With permission and respect to this board, if you like this type of topic, I also recommend Motion To Strike Blog: http://www.motiontostrikeblog.com.

I think there are two uses of the word “prejudice” at hand.

One is how the judge acts and rules. With that context, I think most judges strive to not be prejudiced against in their rulings and certainly make allowances as they can.

The second is their personal attitude toward pro se litigants, and that is typically negative about the group as a whole, primarily for the reasons that you yourself acknowledge - that most pro se litigants are completely ignorant of all the details of operation of the court room in question to be able to put up a decent showing. Except for the low financial stakes courts that are set up intentionally for pro se litigation with low procedural hurdles.

“Considerable preparation before hand” equates to lengthy study of the law, essentially becoming a lawyer in all but name, right?

Well, that is a pretty good solution in most cases.
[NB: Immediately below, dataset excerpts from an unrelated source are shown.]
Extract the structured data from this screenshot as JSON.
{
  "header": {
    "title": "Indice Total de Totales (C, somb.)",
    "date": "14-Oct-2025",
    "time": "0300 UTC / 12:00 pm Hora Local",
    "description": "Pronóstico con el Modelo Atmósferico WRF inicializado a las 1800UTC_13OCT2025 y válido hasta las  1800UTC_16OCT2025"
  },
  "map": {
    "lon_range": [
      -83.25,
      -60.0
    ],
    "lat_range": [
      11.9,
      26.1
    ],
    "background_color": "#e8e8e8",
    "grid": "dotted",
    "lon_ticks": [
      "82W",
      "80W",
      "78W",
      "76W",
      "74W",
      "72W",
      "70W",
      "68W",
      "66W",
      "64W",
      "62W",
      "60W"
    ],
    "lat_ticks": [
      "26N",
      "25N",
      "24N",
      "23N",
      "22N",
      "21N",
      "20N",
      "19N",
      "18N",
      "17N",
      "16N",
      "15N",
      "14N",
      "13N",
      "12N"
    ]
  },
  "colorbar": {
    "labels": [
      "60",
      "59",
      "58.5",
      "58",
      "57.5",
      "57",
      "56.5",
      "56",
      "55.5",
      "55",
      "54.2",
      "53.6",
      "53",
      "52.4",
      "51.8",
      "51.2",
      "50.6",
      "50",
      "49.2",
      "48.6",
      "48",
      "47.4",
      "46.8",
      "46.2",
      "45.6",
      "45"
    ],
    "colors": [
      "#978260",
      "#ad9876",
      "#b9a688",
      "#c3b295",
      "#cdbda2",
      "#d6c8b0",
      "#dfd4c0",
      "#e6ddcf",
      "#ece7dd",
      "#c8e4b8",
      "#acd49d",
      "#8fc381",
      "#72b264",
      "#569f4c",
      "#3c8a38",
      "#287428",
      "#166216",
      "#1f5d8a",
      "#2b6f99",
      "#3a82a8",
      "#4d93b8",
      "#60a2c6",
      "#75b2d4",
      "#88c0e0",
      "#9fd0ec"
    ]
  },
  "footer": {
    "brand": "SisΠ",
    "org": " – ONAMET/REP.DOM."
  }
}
Becoming a good pro se litigant takes a considerable time and money commitment, most people don’t have that to just do as a hobby, and can’t wrestle that up once they find themselves in need.

You’re capable of brushing your teeth, but not performing a root canal on yourself.
You’re capable of cleaning a small cut on your leg and applying a bandage, but not setting and sewing up your own compound fracture.
You’re capable of handling your own simple, single issue, low-stakes small claims case, but not a complex, multi-issue, high stakes matter.

In short, if a complicated task is outside of your area of experience, but important enough that you need to have it correctly done, the odds are that you would do better with a professional than floundering about on your own.

I encourage you to look at what the “legal industry” is doing to improve access to the law before making such a statement.

Have a look at the un-bundling of legal services, the streamlining of procedure, the public funding of counsel for people of modest means, the funding of legal clinics, the provision of contingency fees, the publication of self-help procedural guides, the implementation of alternative dispute resolution, the promotion of para-legals, and the implementation of on-site advice centres.

Self-represented people are a significant drain on the system, including judges’ time, court staff time, lawyers’ time, and law clerks’ time, so don’t be surprised to discover that a lot of effort is being made within the system to deal with the problem of self-represented parties. Have a close look at the system and how it has been changing.